Written by John Stewart

Legacy stories run in rich veins through Bobby Dean Blackburn’s life. His great-grandfather Elias Earls traveled the Underground Railroad from Kentucky to its terminus in Owen Sound where he married a local girl. Bobby Dean has recently served as artistic director for the town’s Emancipation Festival, established in 1862. His ancestors likely attended the same picnic celebration in their own time and sang some of the same songs.

Like the pioneers in his family, Bobby Dean’s musical sojourn has traveled a long road that’s taken him across the GTA, Ontario, and Canada. It started at York Memorial High School where his band The Gems won a talent contest and played the first-ever school dance. His reward was a threat of expulsion from the principal for “deteriorating the morals” of students by playing rock and roll.

He quit school at 16. He’s essentially been on the road ever since.

Bobby Dean and the Gems fought the Battle of the Bands with Toronto’s other top groups The Consuls and the Wildwoods. He recorded a version of You Are My Sunshine at age 13 at Fred Roden’s Record Corral on Yonge St. There was an offer from Nashville, which his father flatly turned down. The Gems headlined dances before Bobby Dean truly made his name at the Zanzibar a Go Go, playing 4 hours every afternoon.

There were no after-hours clubs back then, so the Zanzibar became the home-away-from-home for every name jazz, blues, and R&B player passing through town.

Music critic Jack Batten described it in 1973 as “the only room in Toronto, maybe in the whole world, where jazz musicians can wander in at any hour of the afternoon and jam away the daylight hours to an appreciative audience of their peers and their fans.” Bobby Dean was the ringmaster.

A short list of those who jammed at his Zanzibar Finishing School includes Paul Butterfield, Rick James, Buddy Miles, Jimmy McGriff, Taj Mahal, Richard “Groove” Holmes, David-Clayton Thomas, Roland Prince, Dougie Richardson, Don (D.T.) Thompson, Eugene Smith and Steve Kennedy. The Blackburn homes in Brampton and Malton, where the family lived for the better part of 40 years, were filled with musicians coming to pay their respects and play.

Blackburn took a three-year hiatus when his doctor diagnosed “smoker’s cough.” He resumed playing after B.B. King told him “you should never quit playing because you never know when you might make it.” He moved to the Bruce Peninsula about a decade ago and has revived his career – and not coincidentally the local bar scene – up there.
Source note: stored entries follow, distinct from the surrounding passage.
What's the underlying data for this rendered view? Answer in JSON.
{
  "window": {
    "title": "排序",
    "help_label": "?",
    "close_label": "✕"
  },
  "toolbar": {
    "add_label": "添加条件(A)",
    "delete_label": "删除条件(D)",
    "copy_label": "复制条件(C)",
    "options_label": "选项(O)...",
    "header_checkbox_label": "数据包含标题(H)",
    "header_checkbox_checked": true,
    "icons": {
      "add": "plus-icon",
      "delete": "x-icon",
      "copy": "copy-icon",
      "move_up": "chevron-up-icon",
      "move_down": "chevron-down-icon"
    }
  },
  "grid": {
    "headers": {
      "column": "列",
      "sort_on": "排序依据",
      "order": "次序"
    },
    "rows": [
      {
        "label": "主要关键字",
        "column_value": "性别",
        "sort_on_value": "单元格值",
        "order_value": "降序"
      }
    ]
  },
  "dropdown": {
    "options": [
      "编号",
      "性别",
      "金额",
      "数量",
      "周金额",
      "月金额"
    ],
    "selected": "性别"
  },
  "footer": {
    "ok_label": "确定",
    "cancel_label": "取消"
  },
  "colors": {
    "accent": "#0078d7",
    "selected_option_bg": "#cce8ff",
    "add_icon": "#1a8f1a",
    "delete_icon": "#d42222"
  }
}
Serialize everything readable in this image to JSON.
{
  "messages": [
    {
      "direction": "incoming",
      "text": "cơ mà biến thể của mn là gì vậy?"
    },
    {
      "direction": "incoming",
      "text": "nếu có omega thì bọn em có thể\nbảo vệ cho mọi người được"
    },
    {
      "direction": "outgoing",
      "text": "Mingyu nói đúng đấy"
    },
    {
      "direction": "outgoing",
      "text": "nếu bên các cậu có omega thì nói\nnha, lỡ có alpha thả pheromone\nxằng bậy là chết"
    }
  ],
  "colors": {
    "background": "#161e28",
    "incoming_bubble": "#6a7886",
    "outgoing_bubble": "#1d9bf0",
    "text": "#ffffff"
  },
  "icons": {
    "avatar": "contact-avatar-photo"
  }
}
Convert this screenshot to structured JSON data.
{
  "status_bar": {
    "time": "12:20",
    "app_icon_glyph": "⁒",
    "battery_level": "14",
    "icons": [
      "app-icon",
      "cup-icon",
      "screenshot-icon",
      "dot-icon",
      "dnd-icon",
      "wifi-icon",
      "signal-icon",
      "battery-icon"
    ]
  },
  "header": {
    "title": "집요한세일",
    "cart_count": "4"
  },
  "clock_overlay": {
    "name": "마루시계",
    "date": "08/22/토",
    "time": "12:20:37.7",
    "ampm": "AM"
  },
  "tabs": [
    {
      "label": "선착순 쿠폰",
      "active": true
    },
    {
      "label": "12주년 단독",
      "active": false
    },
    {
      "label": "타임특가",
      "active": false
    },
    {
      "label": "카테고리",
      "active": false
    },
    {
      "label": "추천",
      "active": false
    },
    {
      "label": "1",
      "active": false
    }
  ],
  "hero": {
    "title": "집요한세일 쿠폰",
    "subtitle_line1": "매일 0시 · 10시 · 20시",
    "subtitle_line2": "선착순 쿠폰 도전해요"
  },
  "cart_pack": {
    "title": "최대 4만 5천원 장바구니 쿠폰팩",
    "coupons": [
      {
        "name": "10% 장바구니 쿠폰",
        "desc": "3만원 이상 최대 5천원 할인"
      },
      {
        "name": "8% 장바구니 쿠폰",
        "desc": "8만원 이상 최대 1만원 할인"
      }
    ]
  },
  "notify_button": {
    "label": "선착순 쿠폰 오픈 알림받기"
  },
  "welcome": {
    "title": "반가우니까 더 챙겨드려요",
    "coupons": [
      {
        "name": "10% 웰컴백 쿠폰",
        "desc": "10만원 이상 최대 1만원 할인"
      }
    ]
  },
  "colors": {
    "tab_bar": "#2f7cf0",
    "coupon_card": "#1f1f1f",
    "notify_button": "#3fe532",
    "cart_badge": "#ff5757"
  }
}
Blackburn’s CV includes a gospel TV show that tapped his childhood roots singing lead in Baptist church choirs, 3 years playing solo in Yellowknife and a gig on an Alaskan cruise ship.

He was the first black coach in the Mississauga Hockey League. He went back to Westwood Secondary School at 57 to complete his high school diploma and was chosen as valedictorian by hi fellow adult students. His four sons have grown up imbued with their father’s music and his passion for it. Their Maple Blues-winning Juno-nominated “band of brothers” proudly carries the Blackburn name.

Bobby Dean counts a recent appearance with Blackburn at Summer Folk as one of his career highlights. Many of the group’s songs carry lyrical references to the family history.

In one, son Duane sings “My father played the blues/ always the real deal/ down on Yonge St.” Bobby Dean Blackburn is the real deal to a lot more people than just his sons. Music has been his life for six decades. It still is. Every gig in every bar in every town across Canada has taken him another step towards his arrival today on the Mississauga Music Walk of Fame.